Each time I read an Agatha Christie novel, I’m torn between flushing the thing–hardcover and all-down the toilet, and laying out $9.99 for yet another Hercule Poirot adventure.

I love Christie’s sly, spry mysteries. I hate her snobbery and sexism and racism. The meticulous plots sometimes seem, to paraphrase Christie herself, no more than the sauce that disguises the bad fish. Her books were comfort reads for me until I could no longer ignore the discomfort I felt while reading “the best of having a native [Indian] servant” was that “they understand orders.”

The books, however,  are so much a part of my memories of adolescence that I’m loath to abandon them wholesale; if ever there was an author in urgent need of updating, it’s Christie. And so the news that her books will be released in the form of a comic strip found a warm welcome with this blogger. Here are some pictures from the series. 

Murder on the Orient Express

Hercule Poirot

(pictures from

September 9-15 marks the annual Agatha Christie week. I’m going to re-read some of my favorites–Death on the Nile, certainly, and Lord Edgware Dies–and despatch Destination Unknown to a watery grave in the sewers of Ottawa. 


4 thoughts on “Agatha Christie comics.

  1. Death on the Nile is my favorite too. Perhaps it’s just the best-written one. ^__^ Liked Poirot much better than Miss Marple, btw.

    I saw the comics in Hyderabad, and wondered (without reading one in its entirety) how the reader manages to put together all of the subtle details that are no longer buried in the text; but I can’t hope that it’s all done with the visual magic of, say, The Eleventh Hour.

    (Look that last one up if you haven’t yet read it.)

  2. Somebody said the following: “I hate her snobbery and sexism and racism.
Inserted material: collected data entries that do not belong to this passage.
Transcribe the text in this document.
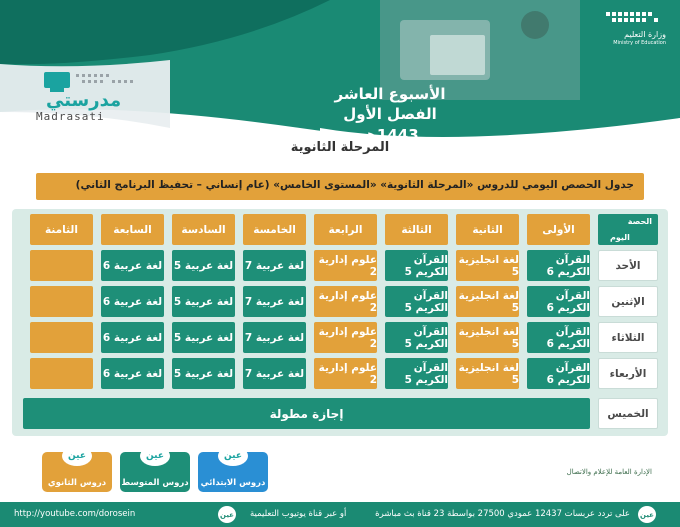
وزارة التعليم
Ministry of Education
الأسبوع العاشر
الفصل الأول 1443هـ
مدرستي
Madrasati
المرحلة الثانوية
جدول الحصص اليومي للدروس «المرحلة الثانوية» «المستوى الخامس» (عام إنساني – تحفيظ البرنامج الثاني)
الحصة
اليوم
الأولى
الثانية
الثالثة
الرابعة
الخامسة
السادسة
السابعة
الثامنة
الأحد
القرآن الكريم 6
لغة انجليزية 5
القرآن الكريم 5
علوم إدارية 2
لغة عربية 7
لغة عربية 5
لغة عربية 6
الإثنين
القرآن الكريم 6
لغة انجليزية 5
القرآن الكريم 5
علوم إدارية 2
لغة عربية 7
لغة عربية 5
لغة عربية 6
الثلاثاء
القرآن الكريم 6
لغة انجليزية 5
القرآن الكريم 5
علوم إدارية 2
لغة عربية 7
لغة عربية 5
لغة عربية 6
الأربعاء
القرآن الكريم 6
لغة انجليزية 5
القرآن الكريم 5
علوم إدارية 2
لغة عربية 7
لغة عربية 5
لغة عربية 6
الخميس
إجازة مطولة
عين
دروس الابتدائي
عين
دروس المتوسط
عين
دروس الثانوي
الإدارة العامة للإعلام والاتصال
http://youtube.com/dorosein	عين أو عبر قناة يوتيوب التعليمية	على تردد عربسات 12437 عمودي 27500 بواسطة 23 قناة بث مباشرة عين
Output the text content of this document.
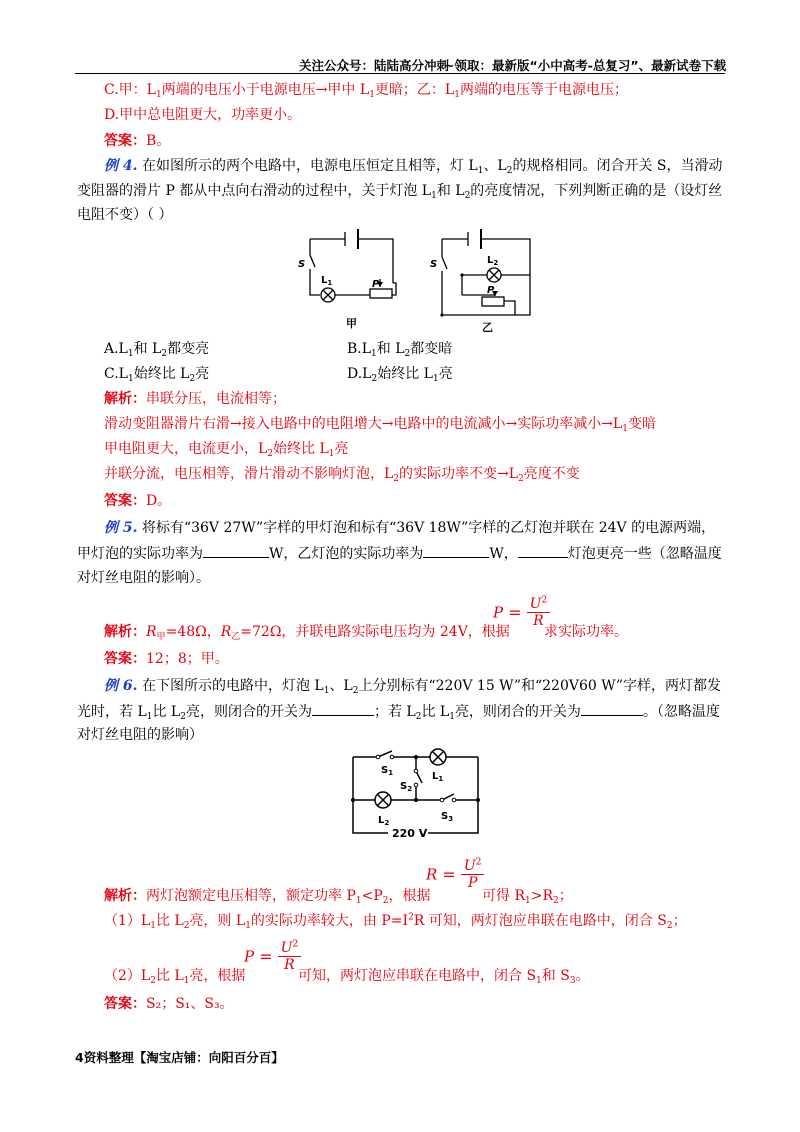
关注公众号：陆陆高分冲刺
~领取：最新版“小中高考-总复习”、最新试卷下载
C.甲：$L_1$两端的电压小于电源电压→甲中 $L_1$更暗；乙：$L_1$两端的电压等于电源电压；
D.甲中总电阻更大，功率更小。
答案：B。
例 4. 在如图所示的两个电路中，电源电压恒定且相等，灯 $L_1$、$L_2$的规格相同。闭合开关 S，当滑动
变阻器的滑片 P 都从中点向右滑动的过程中，关于灯泡 $L_1$和 $L_2$的亮度情况，下列判断正确的是（设灯丝
电阻不变）（ ）
S
$L_1$	P
甲
S	$L_2$
P
乙
$A.L_1$和 $L_2$都变亮	$B.L_1$和 $L_2$都变暗
$C.L_1$始终比 $L_2$亮	$D.L_2$始终比 $L_1$亮
解析：串联分压，电流相等；
滑动变阻器滑片右滑→接入电路中的电阻增大→电路中的电流减小→实际功率减小$\to L_1$变暗
甲电阻更大，电流更小，$L_2$始终比 $L_1$亮
并联分流，电压相等，滑片滑动不影响灯泡，$L_2$的实际功率不变$\to L_2$亮度不变
答案：D。
例 5. 将标有“36V 27W”字样的甲灯泡和标有“36V 18W”字样的乙灯泡并联在 24V 的电源两端，
甲灯泡的实际功率为	W，乙灯泡的实际功率为	W，	灯泡更亮一些（忽略温度
对灯丝电阻的影响）。
$P = \frac{U^2}{R}$
解析：$R_甲=48\Omega$，$R_乙=72\Omega$，并联电路实际电压均为 24V，根据 求实际功率。
答案：12；8；甲。
例 6. 在下图所示的电路中，灯泡 $L_1$、$L_2$上分别标有“220V 15 W”和“220V60 W”字样，两灯都发
光时，若 $L_1$比 $L_2$亮，则闭合的开关为	；若 $L_2$比 $L_1$亮，则闭合的开关为	。（忽略温度
对灯丝电阻的影响）
$S_1$	$L_1$
$S_2$
$L_2$
$S_3$
220 V
$R = \frac{U^2}{P}$
解析：两灯泡额定电压相等，额定功率 $P_1<P_2$，根据	可得 $R_1>R_2$；
$(1)L_1$比 $L_2$亮，则 $L_1$的实际功率较大，由 $P=I^2R$ 可知，两灯泡应串联在电路中，闭合 $S_2$；
$P = \frac{U^2}{R}$
$(2)L_2$比 $L_1$亮，根据	可知，两灯泡应串联在电路中，闭合 $S_1$和 $S_3$。
答案：S₂；S₁、S₃。
4资料整理【淘宝店铺：向阳百分百】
The meticulous plots sometimes seem, to paraphrase Christie herself, no more than the sauce that disguises the bad fish. Her books were comfort reads for me until I could no longer ignore the discomfort I felt while reading ”the best of having a native [Indian] servant” was that “they understand orders.””

    What’s racist and wrong in saying or writing or believing that yes Indians do make good servants because they do understand orders? It’s true for crying out loud.

    The whole point and role of Indians from the subcontinent and indeed coloured people in our world and precisely why God put them here on Earth is precisely so that they can work as servants and learn to follow orders. It’s always been a jolly laugh to see that non-white people had a lower role but very useful role in society and that’s the way it should have remained.